Bekaretle İlgili Yanılgılar
Yazar Can Pahalı • Kadın Hastalıkları Ve Doğum Uzmanı • 11 Şubat 2021 • Yorumlar:
Sosyal içerikli bir tanım olan bakirelik, hatalı bir şekilde, biyolojik bir yapı olan kızlık zarı ile ilişkilendirilmektedir. Bu yanılgı eski çağlardan günümüze kadar süregelmektedir. İlk defa gerçekleştirilen cinsel ilişkide kızlık zarının (himen) yırtılacağı, patlayacağı ve kanayacağı düşünceleri bir yanılgıdır. İlk cinsel birleşmede kadının fazlasıyla ağrı duyacağı, canın çok yanacağı ve hatta hastaneye götürülebileceği düşünceleri de bir yanılgıdır. Bu yanılgının sonuçları öylesine dramatik olmuş ki pek çok kadın sözde namus adına öldürülmüş, yaşamları karartılmıştır. Sevindirici olan giderek bu konuyla ilgili farkındalığın artmasıdır.
Kızlık zarının biyolojik bir yapı olarak neden var olduğu evrimsel biyoloji açısından tartışılsa da ergenlikten sonra cinsel ilişkinin, dolayısıyla bakireliğin bir göstergesi olmadığı açıktır. Kadın genital organının vajina girişinde yaklaşık 1.5 cm içeride yer alır. Toplumda kızlık zarının, sıklıkla ve yanlış olarak, vajinanın derinlerinde olduğu düşünülür.
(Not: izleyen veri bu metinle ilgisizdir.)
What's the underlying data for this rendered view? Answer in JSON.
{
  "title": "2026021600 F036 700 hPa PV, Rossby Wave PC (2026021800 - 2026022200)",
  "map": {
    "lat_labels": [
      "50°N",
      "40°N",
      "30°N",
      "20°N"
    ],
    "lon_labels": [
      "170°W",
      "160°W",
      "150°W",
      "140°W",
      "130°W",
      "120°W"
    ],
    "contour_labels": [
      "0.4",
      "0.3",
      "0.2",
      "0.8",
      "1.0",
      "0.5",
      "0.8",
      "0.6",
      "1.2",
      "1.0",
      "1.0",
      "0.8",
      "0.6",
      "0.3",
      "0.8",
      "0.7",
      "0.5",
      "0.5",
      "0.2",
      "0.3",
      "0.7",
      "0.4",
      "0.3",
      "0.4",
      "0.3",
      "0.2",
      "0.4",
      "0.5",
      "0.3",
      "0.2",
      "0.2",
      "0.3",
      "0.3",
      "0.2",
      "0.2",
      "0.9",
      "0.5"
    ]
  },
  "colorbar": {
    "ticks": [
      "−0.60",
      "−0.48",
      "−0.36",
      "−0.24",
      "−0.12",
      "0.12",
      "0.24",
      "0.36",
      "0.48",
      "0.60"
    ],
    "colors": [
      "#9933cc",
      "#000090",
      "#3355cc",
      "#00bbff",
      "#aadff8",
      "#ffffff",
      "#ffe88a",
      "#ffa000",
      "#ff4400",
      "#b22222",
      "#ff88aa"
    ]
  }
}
Latince himen olarak adlandırılan kızlık zarı, aslında zar şeklinde değil, çoğu zaman halka şeklindedir. Nadiren görülen, vajina girişini tamamen kapatan ve ‘’imperfore himen’’ adını alan kızlık zarı yapısı doğuştan bir anomali olup cerrahi girişimi gerektiren bir durumdur. Toplumda, bu özel durum bir yana bırakılırsa, kızlık zarıyla ilgili olarak, hatalı bir şekilde, çoğu zaman bir perde ya da soğan zarı gibi vajinayı tamamen kapatan ve ilişkide yırtılması ya da delinmesi gereken bir yapı olduğu düşüncesi yaygındır. Bu hatalı bilgiler, ne yazık ki cinsel yaşamla ilgili olarak kadına baskıyı ve şiddeti getiren ve hatta yaşamına mal olan bakirelik kavramına ilişkin algıların oluşmasına da etkide bulunur.
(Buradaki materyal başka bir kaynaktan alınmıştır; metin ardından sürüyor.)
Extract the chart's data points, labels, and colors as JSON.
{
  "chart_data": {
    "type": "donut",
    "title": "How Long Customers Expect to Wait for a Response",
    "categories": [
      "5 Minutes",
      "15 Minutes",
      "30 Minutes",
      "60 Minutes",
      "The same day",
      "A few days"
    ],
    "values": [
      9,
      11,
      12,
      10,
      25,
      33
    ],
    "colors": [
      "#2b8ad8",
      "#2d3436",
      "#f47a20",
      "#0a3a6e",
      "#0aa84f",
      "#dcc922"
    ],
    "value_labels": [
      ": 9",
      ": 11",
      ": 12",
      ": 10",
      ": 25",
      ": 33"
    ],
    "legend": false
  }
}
Kızlık zarı, ergenlik döneminden önce bedensel gelişimin tamamlanmamış olması ve kadınlarda baskın hormon durumda olan östrojenin çocuklarda çok düşük düzeylerde bulunması nedeniyle, çocuklarda cinsel saldırının ve istismarın göstergesi olarak değerlendirilebilir. Ergenlik döneminin gelişimi ile birlikte kızlık zarının hem açıklığı genişler hem de östrojen hormonun etkisiyle esnekliği artar. Kızlık zarı muayenesi ile cinsel saldırı ve istismarın değerlendirilmesi ya da bakire olup olmadığına karar verilmesi bilimsel gerçeklerle bağdaşmamaktadır.
Sosyal içerikli bir kavram olan bakireliğin biyolojik bir yapı olan kızlık zarı ile ilişkilendirilmesi, yaşamın her alanında var olan Toplumsal Cinsiyet Eşitsizliğinin cinsel yaşamda da süregelmesindeki etkenlerden biridir. Bakirelik kavramı ülkelerin, bölgelerin, yaşam alanlarının, her düzeydeki küçük ya da büyük toplulukların gelenekleri, görenekleri, dini inançları ve kültürü gibi sosyal yaşama dair etkenlerle oluşur.